Riffusion’s AI generates music from text using visual sonograms

An AI-generated image of musical notes exploding forth from a computer monitor.

Enlarge / An AI-generated image of musical notes exploding forth from a computer monitor. (credit: Ars Technica)

On Thursday, a pair of tech hobbyists released Riffusion, an AI model that generates music from text prompts by creating a visual representation of sound and converting it to audio for playback. It uses a fine-tuned version of the Stable Diffusion 1.5 image synthesis model, applying visual latent diffusion to sound processing in a novel way.

Created as a hobby project by Seth Forsgren and Hayk Martiros, Riffusion works by generating sonograms, which store audio in a two-dimensional image. In a sonogram, the X-axis represents time (the order in which the frequencies get played, from left to right), and the Y-axis represents the frequency of the sounds. Meanwhile, the color of each pixel in the image represents the amplitude of the sound at that given moment in time.

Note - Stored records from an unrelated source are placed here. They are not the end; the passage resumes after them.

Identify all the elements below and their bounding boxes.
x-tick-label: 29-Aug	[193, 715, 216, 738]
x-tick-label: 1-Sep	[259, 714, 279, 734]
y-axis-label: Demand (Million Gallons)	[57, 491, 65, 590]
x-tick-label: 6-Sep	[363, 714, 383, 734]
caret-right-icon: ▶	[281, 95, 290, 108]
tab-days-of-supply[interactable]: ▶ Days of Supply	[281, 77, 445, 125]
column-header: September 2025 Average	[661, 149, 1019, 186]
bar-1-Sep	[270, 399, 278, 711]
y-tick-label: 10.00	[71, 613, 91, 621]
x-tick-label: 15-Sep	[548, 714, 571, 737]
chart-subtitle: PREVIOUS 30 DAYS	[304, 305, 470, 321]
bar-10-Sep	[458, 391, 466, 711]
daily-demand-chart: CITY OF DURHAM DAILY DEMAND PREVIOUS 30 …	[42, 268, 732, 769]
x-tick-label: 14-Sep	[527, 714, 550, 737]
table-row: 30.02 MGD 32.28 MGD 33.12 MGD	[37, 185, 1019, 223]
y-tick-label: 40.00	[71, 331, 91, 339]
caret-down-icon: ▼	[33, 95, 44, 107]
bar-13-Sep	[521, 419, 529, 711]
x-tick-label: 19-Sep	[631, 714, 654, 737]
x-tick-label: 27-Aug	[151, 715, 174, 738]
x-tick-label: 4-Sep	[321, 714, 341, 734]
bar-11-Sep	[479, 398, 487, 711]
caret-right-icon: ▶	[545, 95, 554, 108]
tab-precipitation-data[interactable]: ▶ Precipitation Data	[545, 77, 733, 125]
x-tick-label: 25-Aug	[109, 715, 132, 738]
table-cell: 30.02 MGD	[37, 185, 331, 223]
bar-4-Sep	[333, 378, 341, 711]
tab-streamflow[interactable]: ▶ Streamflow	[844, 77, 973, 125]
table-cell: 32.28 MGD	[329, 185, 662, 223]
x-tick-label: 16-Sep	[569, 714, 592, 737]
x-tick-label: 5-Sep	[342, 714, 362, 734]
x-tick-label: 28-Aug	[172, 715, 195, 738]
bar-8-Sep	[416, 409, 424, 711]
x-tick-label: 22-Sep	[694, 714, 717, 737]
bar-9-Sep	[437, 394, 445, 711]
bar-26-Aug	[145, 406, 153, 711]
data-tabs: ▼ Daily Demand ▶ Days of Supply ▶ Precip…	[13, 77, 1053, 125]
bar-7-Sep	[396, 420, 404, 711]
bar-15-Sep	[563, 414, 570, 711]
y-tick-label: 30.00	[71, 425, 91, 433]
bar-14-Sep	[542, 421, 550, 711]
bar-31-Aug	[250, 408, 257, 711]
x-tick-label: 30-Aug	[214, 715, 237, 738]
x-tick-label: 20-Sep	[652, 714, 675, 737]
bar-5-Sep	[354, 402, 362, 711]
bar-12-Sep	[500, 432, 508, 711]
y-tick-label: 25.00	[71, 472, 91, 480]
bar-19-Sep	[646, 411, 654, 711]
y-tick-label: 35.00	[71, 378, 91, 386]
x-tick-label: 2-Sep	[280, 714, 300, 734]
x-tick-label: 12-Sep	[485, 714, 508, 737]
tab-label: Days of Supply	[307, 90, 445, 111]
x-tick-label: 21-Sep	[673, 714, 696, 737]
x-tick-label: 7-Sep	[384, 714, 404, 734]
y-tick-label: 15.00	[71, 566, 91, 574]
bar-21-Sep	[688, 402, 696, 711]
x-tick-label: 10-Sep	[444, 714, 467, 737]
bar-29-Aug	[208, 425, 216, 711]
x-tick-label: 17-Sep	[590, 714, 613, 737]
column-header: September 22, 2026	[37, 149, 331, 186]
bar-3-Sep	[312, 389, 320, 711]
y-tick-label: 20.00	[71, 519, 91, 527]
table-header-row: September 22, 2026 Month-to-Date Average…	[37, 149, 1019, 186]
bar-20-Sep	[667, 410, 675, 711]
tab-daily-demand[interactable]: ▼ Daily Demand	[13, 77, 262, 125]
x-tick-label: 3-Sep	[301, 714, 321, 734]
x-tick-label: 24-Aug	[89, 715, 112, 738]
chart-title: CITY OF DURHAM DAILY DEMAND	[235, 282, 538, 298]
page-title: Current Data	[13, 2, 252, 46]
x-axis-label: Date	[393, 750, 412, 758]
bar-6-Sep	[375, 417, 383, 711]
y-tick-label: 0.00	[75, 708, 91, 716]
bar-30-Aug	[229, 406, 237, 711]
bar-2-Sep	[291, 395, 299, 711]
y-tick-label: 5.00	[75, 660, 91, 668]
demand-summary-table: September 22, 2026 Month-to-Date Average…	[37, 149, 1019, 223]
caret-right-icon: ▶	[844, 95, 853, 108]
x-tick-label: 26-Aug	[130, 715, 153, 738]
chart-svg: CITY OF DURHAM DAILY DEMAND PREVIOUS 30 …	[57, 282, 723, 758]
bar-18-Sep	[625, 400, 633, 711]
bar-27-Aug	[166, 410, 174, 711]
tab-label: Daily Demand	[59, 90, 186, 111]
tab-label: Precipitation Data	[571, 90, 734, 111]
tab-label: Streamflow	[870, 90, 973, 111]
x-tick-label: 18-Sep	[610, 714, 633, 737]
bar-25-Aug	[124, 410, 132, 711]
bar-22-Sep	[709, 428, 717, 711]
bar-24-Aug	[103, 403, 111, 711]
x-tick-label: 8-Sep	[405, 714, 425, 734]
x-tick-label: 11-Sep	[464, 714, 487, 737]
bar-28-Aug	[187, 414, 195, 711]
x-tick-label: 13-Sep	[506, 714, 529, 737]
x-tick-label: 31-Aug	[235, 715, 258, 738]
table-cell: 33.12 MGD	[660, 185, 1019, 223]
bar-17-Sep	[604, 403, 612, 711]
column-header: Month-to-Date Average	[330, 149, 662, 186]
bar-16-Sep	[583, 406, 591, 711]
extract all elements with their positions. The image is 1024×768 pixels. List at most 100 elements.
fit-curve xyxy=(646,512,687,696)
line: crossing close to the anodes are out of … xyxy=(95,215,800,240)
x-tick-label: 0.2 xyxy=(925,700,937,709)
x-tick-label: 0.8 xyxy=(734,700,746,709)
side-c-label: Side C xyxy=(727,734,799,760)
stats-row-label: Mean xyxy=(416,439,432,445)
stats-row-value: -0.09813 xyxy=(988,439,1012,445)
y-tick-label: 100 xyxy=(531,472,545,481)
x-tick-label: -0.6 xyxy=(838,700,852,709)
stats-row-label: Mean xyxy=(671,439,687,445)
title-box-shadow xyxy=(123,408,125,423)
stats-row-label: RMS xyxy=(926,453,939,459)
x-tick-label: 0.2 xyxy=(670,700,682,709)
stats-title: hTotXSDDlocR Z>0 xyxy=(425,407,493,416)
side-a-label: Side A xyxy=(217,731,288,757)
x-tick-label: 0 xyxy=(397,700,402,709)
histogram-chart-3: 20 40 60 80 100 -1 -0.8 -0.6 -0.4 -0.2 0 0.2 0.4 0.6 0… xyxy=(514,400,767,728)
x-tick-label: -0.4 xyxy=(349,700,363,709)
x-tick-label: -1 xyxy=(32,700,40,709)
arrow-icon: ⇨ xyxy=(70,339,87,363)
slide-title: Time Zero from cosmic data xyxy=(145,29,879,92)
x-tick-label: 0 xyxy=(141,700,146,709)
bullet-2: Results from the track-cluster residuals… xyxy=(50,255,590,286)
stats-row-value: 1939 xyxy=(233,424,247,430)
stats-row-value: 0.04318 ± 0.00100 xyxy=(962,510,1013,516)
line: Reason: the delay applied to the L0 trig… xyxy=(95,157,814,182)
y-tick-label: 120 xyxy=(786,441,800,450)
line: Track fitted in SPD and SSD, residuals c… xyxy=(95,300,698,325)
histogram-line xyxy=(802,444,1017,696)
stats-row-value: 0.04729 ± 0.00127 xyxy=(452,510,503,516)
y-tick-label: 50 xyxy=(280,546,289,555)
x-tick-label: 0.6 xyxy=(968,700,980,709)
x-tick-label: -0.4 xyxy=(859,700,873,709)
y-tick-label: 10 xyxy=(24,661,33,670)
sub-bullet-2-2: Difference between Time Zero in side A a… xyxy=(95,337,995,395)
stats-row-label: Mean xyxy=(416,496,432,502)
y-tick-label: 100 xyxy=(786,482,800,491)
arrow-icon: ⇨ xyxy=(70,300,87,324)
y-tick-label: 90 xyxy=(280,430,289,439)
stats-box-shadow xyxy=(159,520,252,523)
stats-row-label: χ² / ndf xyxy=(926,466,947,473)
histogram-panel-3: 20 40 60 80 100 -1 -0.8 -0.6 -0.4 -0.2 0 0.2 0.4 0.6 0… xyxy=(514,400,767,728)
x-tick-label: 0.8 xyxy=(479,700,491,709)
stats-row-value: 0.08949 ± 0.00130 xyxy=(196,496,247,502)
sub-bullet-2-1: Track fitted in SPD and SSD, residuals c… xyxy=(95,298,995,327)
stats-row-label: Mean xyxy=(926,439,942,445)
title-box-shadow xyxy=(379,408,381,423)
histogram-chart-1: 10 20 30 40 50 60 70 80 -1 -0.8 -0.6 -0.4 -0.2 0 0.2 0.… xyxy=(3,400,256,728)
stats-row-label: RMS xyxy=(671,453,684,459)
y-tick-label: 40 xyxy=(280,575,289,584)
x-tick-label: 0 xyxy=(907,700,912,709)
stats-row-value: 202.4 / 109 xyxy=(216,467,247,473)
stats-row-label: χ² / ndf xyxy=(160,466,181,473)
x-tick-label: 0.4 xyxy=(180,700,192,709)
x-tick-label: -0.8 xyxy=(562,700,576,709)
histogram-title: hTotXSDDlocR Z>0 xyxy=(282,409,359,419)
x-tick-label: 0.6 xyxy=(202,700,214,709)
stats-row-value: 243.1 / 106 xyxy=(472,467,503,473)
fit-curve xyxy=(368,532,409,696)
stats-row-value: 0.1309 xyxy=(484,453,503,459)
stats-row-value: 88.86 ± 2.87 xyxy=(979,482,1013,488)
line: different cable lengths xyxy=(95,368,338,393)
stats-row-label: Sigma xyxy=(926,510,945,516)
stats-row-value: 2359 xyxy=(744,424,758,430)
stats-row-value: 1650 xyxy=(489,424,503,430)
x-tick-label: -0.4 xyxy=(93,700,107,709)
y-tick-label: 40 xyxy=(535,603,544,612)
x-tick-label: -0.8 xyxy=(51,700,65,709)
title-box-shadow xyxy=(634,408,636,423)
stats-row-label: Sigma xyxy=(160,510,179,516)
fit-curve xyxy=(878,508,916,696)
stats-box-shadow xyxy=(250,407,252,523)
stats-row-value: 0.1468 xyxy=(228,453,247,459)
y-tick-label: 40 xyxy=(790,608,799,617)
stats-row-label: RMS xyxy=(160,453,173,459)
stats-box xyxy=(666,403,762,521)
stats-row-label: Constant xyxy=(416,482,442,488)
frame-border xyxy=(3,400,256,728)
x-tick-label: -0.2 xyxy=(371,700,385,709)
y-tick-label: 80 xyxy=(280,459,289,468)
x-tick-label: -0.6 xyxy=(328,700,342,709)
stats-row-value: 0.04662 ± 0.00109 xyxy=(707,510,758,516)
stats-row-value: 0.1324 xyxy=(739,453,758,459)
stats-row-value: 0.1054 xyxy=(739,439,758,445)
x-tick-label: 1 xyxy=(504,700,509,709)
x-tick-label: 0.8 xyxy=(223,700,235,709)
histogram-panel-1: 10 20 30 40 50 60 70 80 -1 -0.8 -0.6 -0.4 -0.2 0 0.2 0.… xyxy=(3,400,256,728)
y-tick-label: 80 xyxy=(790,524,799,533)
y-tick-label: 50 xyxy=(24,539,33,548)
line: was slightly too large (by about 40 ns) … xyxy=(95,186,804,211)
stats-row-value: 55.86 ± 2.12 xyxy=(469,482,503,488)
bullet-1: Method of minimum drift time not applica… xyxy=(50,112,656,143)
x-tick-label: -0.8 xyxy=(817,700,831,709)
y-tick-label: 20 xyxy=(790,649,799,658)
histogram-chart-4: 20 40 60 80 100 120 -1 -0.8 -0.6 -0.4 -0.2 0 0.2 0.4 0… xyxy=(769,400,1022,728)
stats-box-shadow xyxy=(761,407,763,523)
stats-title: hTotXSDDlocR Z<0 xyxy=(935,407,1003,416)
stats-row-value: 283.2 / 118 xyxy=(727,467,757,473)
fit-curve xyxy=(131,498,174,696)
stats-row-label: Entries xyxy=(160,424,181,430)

Since a sonogram is a type of picture, Stable Diffusion can process it. Forsgren and Martiros trained a custom Stable Diffusion model with example sonograms linked to descriptions of the sounds or musical genres they represented. With that knowledge, Riffusion can generate new music on the fly based on text prompts that describe the type of music or sound you want to hear, such as “jazz,” “rock,” or even typing on a keyboard.